Ensemble MSE: 5.3655418553187095


We will create a table for holding MSE's and algorithm runtimes.

In [30]:
table_1 = [["DecisionTree",0,0],["SVR",0,0],["kNN",0,0],["RandomForest",0,0],["Gradient",0,0]]
cols = ["Algorithm", "MSE", "Time"]
table_1 = pd.DataFrame(table_1, columns=cols)
print("MSE's and Times for ensembles of", 25, "predictors each.")
table_1

MSE's and Times for ensembles of 25 predictors each.

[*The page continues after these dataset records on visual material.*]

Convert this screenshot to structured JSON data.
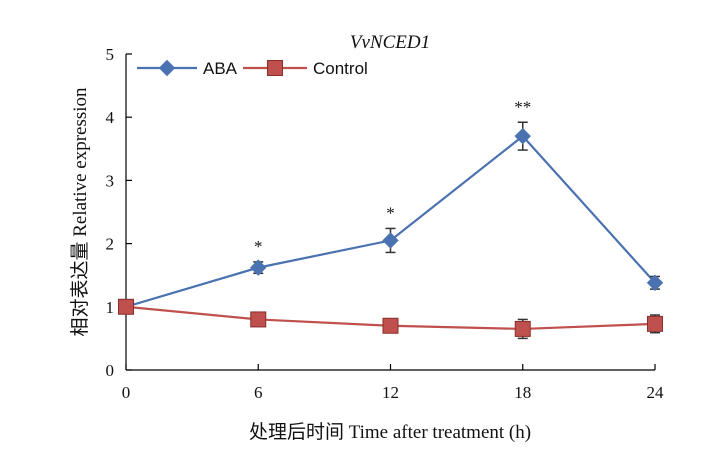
{
  "chart_data": {
    "type": "line",
    "title": "VvNCED1",
    "xlabel": "处理后时间 Time after treatment  (h)",
    "ylabel": "相对表达量 Relative  expression",
    "x": [
      0,
      6,
      12,
      18,
      24
    ],
    "x_tick_labels": [
      "0",
      "6",
      "12",
      "18",
      "24"
    ],
    "ylim": [
      0,
      5
    ],
    "y_ticks": [
      0,
      1,
      2,
      3,
      4,
      5
    ],
    "y_tick_labels": [
      "0",
      "1",
      "2",
      "3",
      "4",
      "5"
    ],
    "grid": false,
    "legend_position": "top-left",
    "series": [
      {
        "name": "ABA",
        "marker": "diamond",
        "color": "#4a72b0",
        "values": [
          1.0,
          1.62,
          2.05,
          3.7,
          1.38
        ],
        "errors": [
          0.0,
          0.09,
          0.19,
          0.22,
          0.1
        ],
        "significance": [
          "",
          "*",
          "*",
          "**",
          ""
        ]
      },
      {
        "name": "Control",
        "marker": "square",
        "color": "#c0504d",
        "values": [
          1.0,
          0.8,
          0.7,
          0.65,
          0.73
        ],
        "errors": [
          0.0,
          0.0,
          0.1,
          0.15,
          0.14
        ]
      }
    ]
  }
}
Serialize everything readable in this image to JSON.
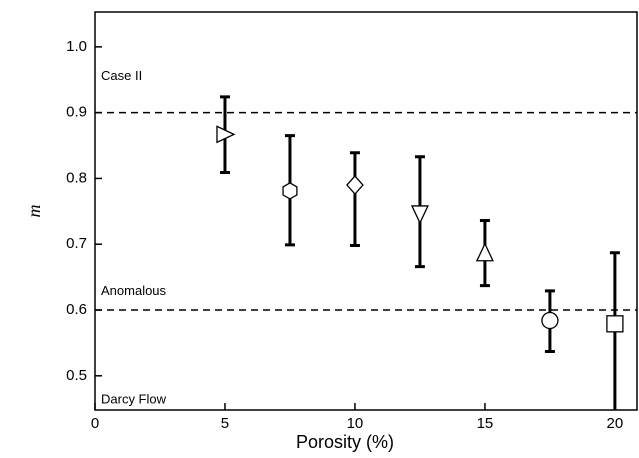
{
  "chart_data": {
    "type": "errorbar-scatter",
    "xlabel": "Porosity (%)",
    "ylabel": "m",
    "x": [
      5,
      7.5,
      10,
      12.5,
      15,
      17.5,
      20
    ],
    "values": [
      0.867,
      0.781,
      0.79,
      0.746,
      0.687,
      0.584,
      0.579
    ],
    "lower": [
      0.809,
      0.699,
      0.698,
      0.666,
      0.637,
      0.537,
      0.424
    ],
    "upper": [
      0.924,
      0.865,
      0.839,
      0.833,
      0.736,
      0.629,
      0.687
    ],
    "markers": [
      "triangle-right",
      "hexagon",
      "diamond",
      "triangle-down",
      "triangle-up",
      "circle",
      "square"
    ],
    "color": "#000000",
    "hlines": [
      0.9,
      0.6
    ],
    "annotations": [
      "Case II",
      "Anomalous",
      "Darcy Flow"
    ],
    "xlim": [
      0,
      20.85
    ],
    "xticks": [
      0,
      5,
      10,
      15,
      20
    ],
    "ylim": [
      0.448,
      1.053
    ],
    "yticks": [
      {
        "value": 0.5,
        "label": "0.5"
      },
      {
        "value": 0.6,
        "label": "0.6"
      },
      {
        "value": 0.7,
        "label": "0.7"
      },
      {
        "value": 0.8,
        "label": "0.8"
      },
      {
        "value": 0.9,
        "label": "0.9"
      },
      {
        "value": 1.0,
        "label": "1.0"
      }
    ]
  }
}
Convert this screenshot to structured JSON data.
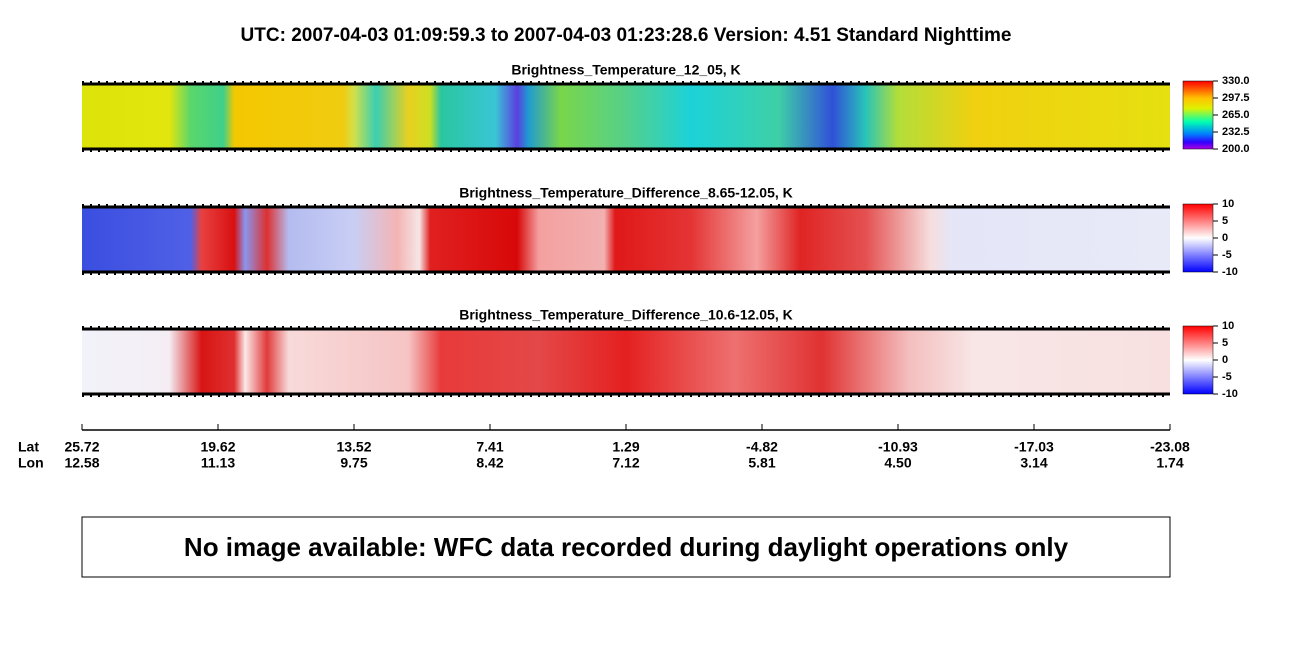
{
  "header": {
    "title": "UTC:  2007-04-03   01:09:59.3  to  2007-04-03   01:23:28.6    Version: 4.51  Standard Nighttime"
  },
  "panels": [
    {
      "title": "Brightness_Temperature_12_05, K",
      "colorbar_ticks": [
        "330.0",
        "297.5",
        "265.0",
        "232.5",
        "200.0"
      ]
    },
    {
      "title": "Brightness_Temperature_Difference_8.65-12.05, K",
      "colorbar_ticks": [
        "10",
        "5",
        "0",
        "-5",
        "-10"
      ]
    },
    {
      "title": "Brightness_Temperature_Difference_10.6-12.05, K",
      "colorbar_ticks": [
        "10",
        "5",
        "0",
        "-5",
        "-10"
      ]
    }
  ],
  "axis": {
    "lat_label": "Lat",
    "lon_label": "Lon",
    "lat": [
      "25.72",
      "19.62",
      "13.52",
      "7.41",
      "1.29",
      "-4.82",
      "-10.93",
      "-17.03",
      "-23.08"
    ],
    "lon": [
      "12.58",
      "11.13",
      "9.75",
      "8.42",
      "7.12",
      "5.81",
      "4.50",
      "3.14",
      "1.74"
    ]
  },
  "message": "No image available: WFC data recorded during daylight operations only"
}
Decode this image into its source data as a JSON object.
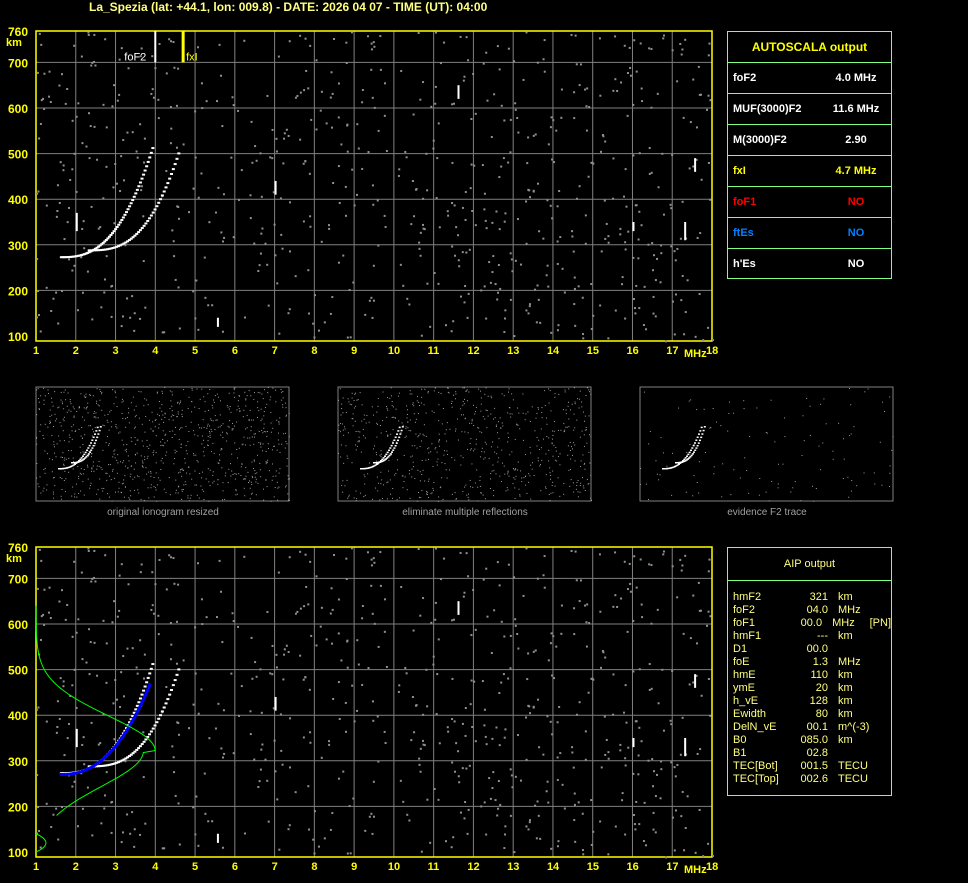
{
  "header": {
    "title": "La_Spezia (lat: +44.1, lon: 009.8) - DATE: 2026 04 07 - TIME (UT): 04:00"
  },
  "axes": {
    "y_unit": "km",
    "x_unit": "MHz",
    "y_ticks": [
      760,
      700,
      600,
      500,
      400,
      300,
      200,
      100
    ],
    "x_ticks": [
      1,
      2,
      3,
      4,
      5,
      6,
      7,
      8,
      9,
      10,
      11,
      12,
      13,
      14,
      15,
      16,
      17,
      18
    ]
  },
  "markers": {
    "foF2_label": "foF2",
    "foF2_freq": 4.0,
    "fxI_label": "fxI",
    "fxI_freq": 4.7
  },
  "colors": {
    "axis": "#ffff00",
    "grid": "#808080",
    "box_border": "#80ff80",
    "trace_blue": "#0000ff",
    "profile_green": "#00ff00"
  },
  "autoscala": {
    "title": "AUTOSCALA output",
    "rows": [
      {
        "label": "foF2",
        "value": "4.0 MHz",
        "color": "#ffffff"
      },
      {
        "label": "MUF(3000)F2",
        "value": "11.6 MHz",
        "color": "#ffffff"
      },
      {
        "label": "M(3000)F2",
        "value": "2.90",
        "color": "#ffffff"
      },
      {
        "label": "fxI",
        "value": "4.7 MHz",
        "color": "#ffff00"
      },
      {
        "label": "foF1",
        "value": "NO",
        "color": "#ff0000"
      },
      {
        "label": "ftEs",
        "value": "NO",
        "color": "#0080ff"
      },
      {
        "label": "h'Es",
        "value": "NO",
        "color": "#ffffff"
      }
    ]
  },
  "thumbnails": [
    {
      "caption": "original ionogram resized"
    },
    {
      "caption": "eliminate multiple reflections"
    },
    {
      "caption": "evidence F2 trace"
    }
  ],
  "aip": {
    "title": "AIP output",
    "rows": [
      {
        "name": "hmF2",
        "value": "321",
        "unit": "km",
        "extra": ""
      },
      {
        "name": "foF2",
        "value": "04.0",
        "unit": "MHz",
        "extra": ""
      },
      {
        "name": "foF1",
        "value": "00.0",
        "unit": "MHz",
        "extra": "[PN]"
      },
      {
        "name": "hmF1",
        "value": "---",
        "unit": "km",
        "extra": ""
      },
      {
        "name": "D1",
        "value": "00.0",
        "unit": "",
        "extra": ""
      },
      {
        "name": "foE",
        "value": "1.3",
        "unit": "MHz",
        "extra": ""
      },
      {
        "name": "hmE",
        "value": "110",
        "unit": "km",
        "extra": ""
      },
      {
        "name": "ymE",
        "value": "20",
        "unit": "km",
        "extra": ""
      },
      {
        "name": "h_vE",
        "value": "128",
        "unit": "km",
        "extra": ""
      },
      {
        "name": "Ewidth",
        "value": "80",
        "unit": "km",
        "extra": ""
      },
      {
        "name": "DelN_vE",
        "value": "00.1",
        "unit": "m^(-3)",
        "extra": ""
      },
      {
        "name": "B0",
        "value": "085.0",
        "unit": "km",
        "extra": ""
      },
      {
        "name": "B1",
        "value": "02.8",
        "unit": "",
        "extra": ""
      },
      {
        "name": "TEC[Bot]",
        "value": "001.5",
        "unit": "TECU",
        "extra": ""
      },
      {
        "name": "TEC[Top]",
        "value": "002.6",
        "unit": "TECU",
        "extra": ""
      }
    ]
  }
}
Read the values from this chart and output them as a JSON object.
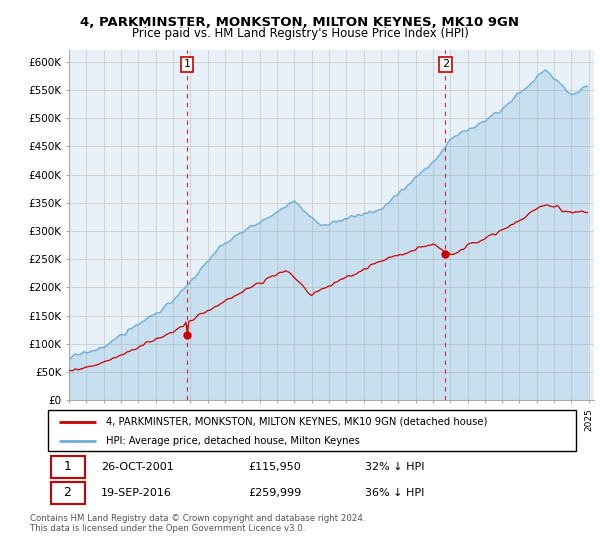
{
  "title": "4, PARKMINSTER, MONKSTON, MILTON KEYNES, MK10 9GN",
  "subtitle": "Price paid vs. HM Land Registry's House Price Index (HPI)",
  "legend_line1": "4, PARKMINSTER, MONKSTON, MILTON KEYNES, MK10 9GN (detached house)",
  "legend_line2": "HPI: Average price, detached house, Milton Keynes",
  "annotation1_date": "26-OCT-2001",
  "annotation1_price": "£115,950",
  "annotation1_hpi": "32% ↓ HPI",
  "annotation2_date": "19-SEP-2016",
  "annotation2_price": "£259,999",
  "annotation2_hpi": "36% ↓ HPI",
  "footer": "Contains HM Land Registry data © Crown copyright and database right 2024.\nThis data is licensed under the Open Government Licence v3.0.",
  "sale1_year": 2001.82,
  "sale1_value": 115950,
  "sale2_year": 2016.72,
  "sale2_value": 259999,
  "hpi_color": "#6baed6",
  "hpi_fill_color": "#ddeeff",
  "sale_color": "#cc0000",
  "annotation_box_color": "#cc0000",
  "ylim_min": 0,
  "ylim_max": 620000,
  "background_color": "#ffffff",
  "grid_color": "#cccccc",
  "chart_bg_color": "#e8f0f8"
}
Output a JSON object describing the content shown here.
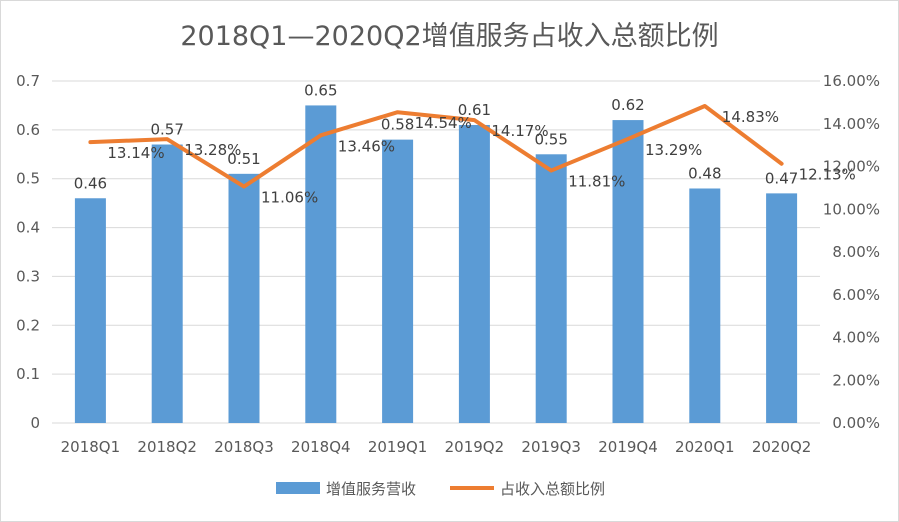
{
  "chart_data": {
    "type": "bar",
    "title": "2018Q1—2020Q2增值服务占收入总额比例",
    "categories": [
      "2018Q1",
      "2018Q2",
      "2018Q3",
      "2018Q4",
      "2019Q1",
      "2019Q2",
      "2019Q3",
      "2019Q4",
      "2020Q1",
      "2020Q2"
    ],
    "series": [
      {
        "name": "增值服务营收",
        "kind": "bar",
        "axis": "left",
        "color": "#5b9bd5",
        "values": [
          0.46,
          0.57,
          0.51,
          0.65,
          0.58,
          0.61,
          0.55,
          0.62,
          0.48,
          0.47
        ],
        "labels": [
          "0.46",
          "0.57",
          "0.51",
          "0.65",
          "0.58",
          "0.61",
          "0.55",
          "0.62",
          "0.48",
          "0.47"
        ]
      },
      {
        "name": "占收入总额比例",
        "kind": "line",
        "axis": "right",
        "color": "#ed7d31",
        "values": [
          13.14,
          13.28,
          11.06,
          13.46,
          14.54,
          14.17,
          11.81,
          13.29,
          14.83,
          12.13
        ],
        "labels": [
          "13.14%",
          "13.28%",
          "11.06%",
          "13.46%",
          "14.54%",
          "14.17%",
          "11.81%",
          "13.29%",
          "14.83%",
          "12.13%"
        ]
      }
    ],
    "ylim_left": [
      0,
      0.7
    ],
    "yticks_left": [
      "0",
      "0.1",
      "0.2",
      "0.3",
      "0.4",
      "0.5",
      "0.6",
      "0.7"
    ],
    "ylim_right": [
      0,
      16
    ],
    "yticks_right": [
      "0.00%",
      "2.00%",
      "4.00%",
      "6.00%",
      "8.00%",
      "10.00%",
      "12.00%",
      "14.00%",
      "16.00%"
    ],
    "grid": true,
    "legend": "bottom"
  }
}
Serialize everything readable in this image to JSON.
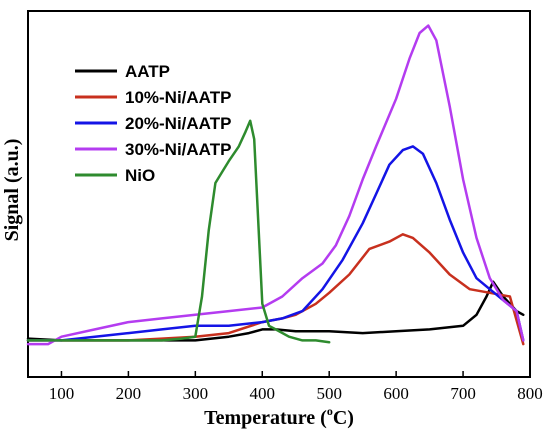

Unnamed: 0,Algorithm,MSE,Time
0,DecisionTree,0,0
1,SVR,0,0
2,kNN,0,0
3,RandomForest,0,0
4,Gradient,0,0


The following cell is needed to avoid pages of deprecation warnings.

In [33]:
import warnings
warnings.simplefilter(action='ignore', category=FutureWarning) # setting ignore as a parameter and further adding category

## Comparing Ensemble Algorithms

We are finally ready to compare ensemble methods.  We run a loop to iterate through the homogeneous ensembles with base algorithms of decision trees, support vector regressors, and kNNs.  Following the loop, we run a random forest ensemble  and a gradient boosted ensemble to compare with.  In the first line of code, $n$ can be changed to adjust the number of predictors (or weak predictors) in each ensemble.  After the code is finished, a table will be presented with each respective ensemble's MSE and runtime.

In [34]:
# Change 'n' to desired number of predictors for each ensemble
n = 256

#  Here is the loop for iterating through the homogeneous ensembles
for i in range(0,3):
    
    #  Training
    t0 = time.time()
    weights, predictors = he.homog_ens(training, i, n)
    
    predictions = []
    for p in predictors:
        predictions.append(p.predict(X_valid))
    
    
    num = 0
    j = 0
    weight_sum = 0
    while (j < len(weights)):
        num += weights[j]*predictions[j]
        weight_sum += weights[j]
        j+=1
    
    guess = num / weight_sum
    
    t1 = time.time()        
        
    table_1.loc[i,"MSE"] = mean_squared_error(guess, Y_valid)
    table_1.loc[i,"Time"] = t1-t0

#  Here is the creation of the random forest
t0 = time.time()
train_set, test_set = he.split_train_test(training, 0.2)
X_vars = train_set.iloc[:,:-1]
X_labels = train_set.iloc[:,-1]
Y = X_labels.to_numpy()
X = X_vars.to_numpy()

rf = RandomForestClassifier(n_estimators=n, max_depth=5, max_features=None, bootstrap=False)
rf.fit(X, Y)
t1 = time.time()


table_1.loc[3,"MSE"] = mean_squared_error(rf.predict(X_valid), Y_valid)
table_1.loc[3,"Time"] = t1-t0

#  Here is the creation of the gradient boosted ensemble
t0 = time.time()
train_set, test_set = he.split_train_test(training, 0.2)
X_vars = train_set.iloc[:,:-1]
X_labels = train_set.iloc[:,-1]
Y = X_labels.to_numpy()
X = X_vars.to_numpy()

gb = GradientBoostingClassifier(n_estimators=n)
gb.fit(X, Y)
t1 = time.time()


table_1.loc[4,"MSE"] = mean_squared_error(gb.predict(X_valid), Y_valid)
table_1.loc[4,"Time"] = t1-t0

print("\nMSE's and Times for ensembles of", n, "predictors each")
table_1


MSE's and Times for ensembles of 256 predictors each


Unnamed: 0,Algorithm,MSE,Time
0,DecisionTree,6.169857,2.215339
1,SVR,5.384239,212.035558
2,kNN,6.394593,14.100879
3,RandomForest,7.221823,1.801786
4,Gradient,6.833333,29.39364


## Addressing a Peculiarity

You may have noticed the MSE for the DecisionTree based ensemble is significantly smaller than for the RandomForest.  While  random forests are ensembles of decision trees, these trees use random splits when training.  The DecisionTree in Python uses the "best" splitter by default.  If the "splitter" parameter is changed in the DecisionTree classifier call, we get comparable results with the RandomForest edging the DecisionTree ensemble slighty.